• Sarah Lipkowitz

Building A Riding Arena

Updated: Aug 30, 2019

Let’s take a journey into the exhilarating world of arenas. Stay with me—there is a lot more to the perfect arena than meets the eye. You may plan on buying a property with an existing arena or you may plan to build your own. Either way, arenas require a lot of attention and care. Here is a breakdown of arena basics.

Footing. This is a lot to unpack, but here goes. We’ve all ridden in arenas that are either too shallow or too deep. You might as well be riding on concrete or through quicksand. Some horses hold up remarkably well in these circumstances, but even horses that are not in intense training will eventually begin to show the signs of wear and tear from working in poor footing. The wrong footing is detrimental to a horse’s health and longevity, but the right footing depends on so many factors. In a world where you have seemingly infinite options, how do you make the right choice?

Sand is generally the best bet for footing. When it is well maintained it drains well, doesn’t produce a lot of dust, and provides cushion without being too deep. There are other options, like bluestone, wood chips, and rubber, but they come with some drawbacks. Bluestone can get very hard and dusty, wood chips don’t drain well, and rubber can be toxic (though there are companies remedying this if you really prefer rubber footing). You will want to look for natural sub-angular sand, meaning that the individual grains will have some edges so that the footing can lock together and prevent slipping, but don’t go so far as to buy manufactured (crushed) sand that will continue to break apart. Some percentage of silt and clay is ideal to hold footing together. The footing itself, which only consists of the top layer shouldn’t be more than about 4 inches deep. Footing type and discipline will give you a better idea of what you need. Dressage horses may only need 2 ½ – 3 inches of footing, while jumpers may require a bit more distance to the subsurface and base (more on those later).

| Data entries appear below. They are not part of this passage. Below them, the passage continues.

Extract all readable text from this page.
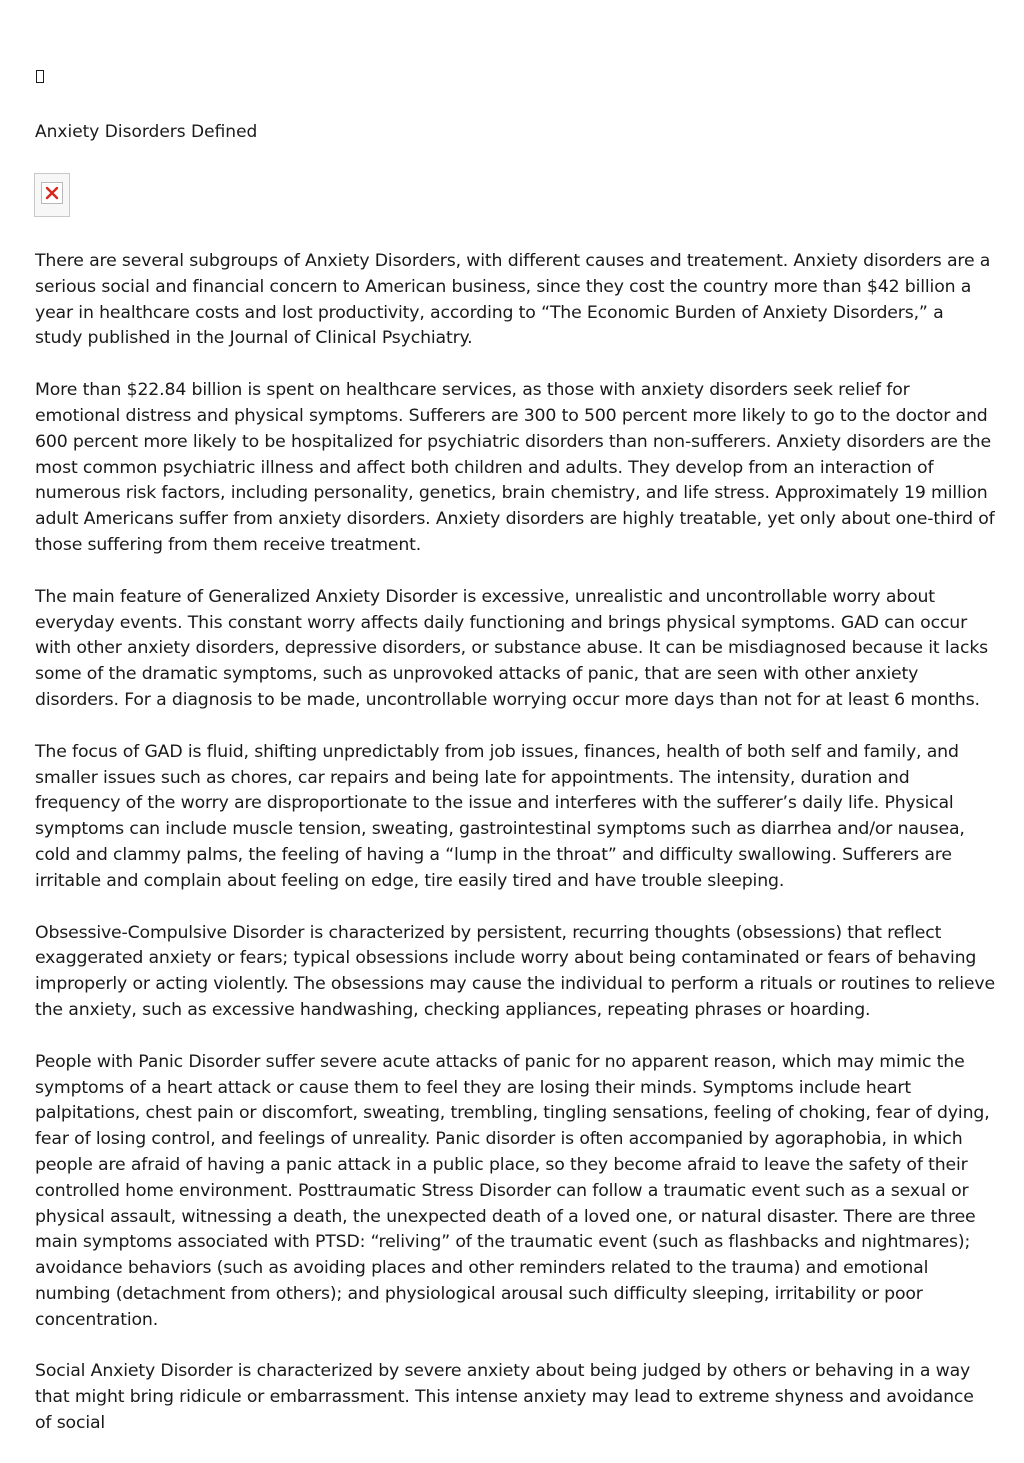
Anxiety Disorders Defined

There are several subgroups of Anxiety Disorders, with different causes and treatement. Anxiety disorders are a serious social and financial concern to American business, since they cost the country more than $42 billion a year in healthcare costs and lost productivity, according to “The Economic Burden of Anxiety Disorders,” a study published in the Journal of Clinical Psychiatry.

More than $22.84 billion is spent on healthcare services, as those with anxiety disorders seek relief for emotional distress and physical symptoms. Sufferers are 300 to 500 percent more likely to go to the doctor and 600 percent more likely to be hospitalized for psychiatric disorders than non-sufferers. Anxiety disorders are the most common psychiatric illness and affect both children and adults. They develop from an interaction of numerous risk factors, including personality, genetics, brain chemistry, and life stress. Approximately 19 million adult Americans suffer from anxiety disorders. Anxiety disorders are highly treatable, yet only about one-third of those suffering from them receive treatment.

The main feature of Generalized Anxiety Disorder is excessive, unrealistic and uncontrollable worry about everyday events. This constant worry affects daily functioning and brings physical symptoms. GAD can occur with other anxiety disorders, depressive disorders, or substance abuse. It can be misdiagnosed because it lacks some of the dramatic symptoms, such as unprovoked attacks of panic, that are seen with other anxiety disorders. For a diagnosis to be made, uncontrollable worrying occur more days than not for at least 6 months.

The focus of GAD is fluid, shifting unpredictably from job issues, finances, health of both self and family, and smaller issues such as chores, car repairs and being late for appointments. The intensity, duration and frequency of the worry are disproportionate to the issue and interferes with the sufferer’s daily life. Physical symptoms can include muscle tension, sweating, gastrointestinal symptoms such as diarrhea and/or nausea, cold and clammy palms, the feeling of having a “lump in the throat” and difficulty swallowing. Sufferers are irritable and complain about feeling on edge, tire easily tired and have trouble sleeping.

Obsessive-Compulsive Disorder is characterized by persistent, recurring thoughts (obsessions) that reflect exaggerated anxiety or fears; typical obsessions include worry about being contaminated or fears of behaving improperly or acting violently. The obsessions may cause the individual to perform a rituals or routines to relieve the anxiety, such as excessive handwashing, checking appliances, repeating phrases or hoarding.

People with Panic Disorder suffer severe acute attacks of panic for no apparent reason, which may mimic the symptoms of a heart attack or cause them to feel they are losing their minds. Symptoms include heart palpitations, chest pain or discomfort, sweating, trembling, tingling sensations, feeling of choking, fear of dying, fear of losing control, and feelings of unreality. Panic disorder is often accompanied by agoraphobia, in which people are afraid of having a panic attack in a public place, so they become afraid to leave the safety of their controlled home environment. Posttraumatic Stress Disorder can follow a traumatic event such as a sexual or physical assault, witnessing a death, the unexpected death of a loved one, or natural disaster. There are three main symptoms associated with PTSD: “reliving” of the traumatic event (such as flashbacks and nightmares); avoidance behaviors (such as avoiding places and other reminders related to the trauma) and emotional numbing (detachment from others); and physiological arousal such difficulty sleeping, irritability or poor concentration.

Social Anxiety Disorder is characterized by severe anxiety about being judged by others or behaving in a way that might bring ridicule or embarrassment. This intense anxiety may lead to extreme shyness and avoidance of social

Additives. I have seen how much of a difference additives can make. Fibers or non-toxic rubber can act as wonderful shock absorbers and provide grip. If you are struggling with an arena that dries out faster than you can water it, then you will want to consider an additive that holds moisture, like fibers. Artificial additives can be more expensive than fines or soil, but are ultimately more effective and last longer. However, don’t go overboard! Too much additive will have an adverse effect.

Base and Subsurface. It is rare that you can throw sand over whatever surface you already have and call it an arena. The base and subsurface are often more important than your footing. They determine how well your arena drains, how stable the surface will be, and ultimately, your horse’s soundness. The base is generally comprised of either clay or cleaned, angular stone and should be about four inches deep. It may be the most expensive part of your arena, so get it right the first time. You want a level, compact base. It is not uncommon for base and subsurface to be thought of as interchangeable terms, but this isn’t quite true. Putting footing directly on top of the base is not the greatest idea, especially if your arena tends to dry out. The sand will shift and your horse will essentially be working on the hard base. Ouch! The subsurface can be thought of as a transition layer. It is often some combination of crushed stone and footing. It provides extra cushion and stability.

Indoor vs. Outdoor. Outdoors are usually much harder to maintain as they are exposed to the elements 24/7, but don’t be fooled into thinking that designing you indoor won’t require the same amount of consideration. Obviously you need good footing, but the base and subsurface are still crucial. Drainage will be important because you need to be able to water your footing. There are companies that provide footing that doesn’t require watering, but this type of footing is expensive and has the same lifespan as most other options. Try to avoid building your arena at the bottom of a hill and always extend the base a ways beyond the actual arena so that flooding in the surrounding areas doesn’t seep in.

Maintenance. I cant tell you how many times I’ve seen people spend thousands on an arena just to let it fall apart. Regular watering and dragging are crucial. With certain types of footing, such as deep sand that drains well, I have found that watering is more important than dragging and aerating because it needs no help drying out. If it becomes apparent that regular maintenance is no longer working, you should consider buying additives or having someone level the base. Unfortunately, footing doesn’t last forever. If you have more than one horse working regularly in an arena, its lifespan is unlikely to be more than about 10 years. Sad—I know. As equestrians, I think we’re used to getting this kind of news.

Ultimately, you are better off working on grass than on a poorly designed and maintained arena. What works for you will depend on discipline, the climate, and the cost and availability of materials in your area. Reach out to a professional to get a better idea where to begin and if you are buying a property with an existing arena, treat it like you would a dated kitchen. Ask questions and bring in a professional to do an inspection if necessary because it could end up costing you a lot of money down the road.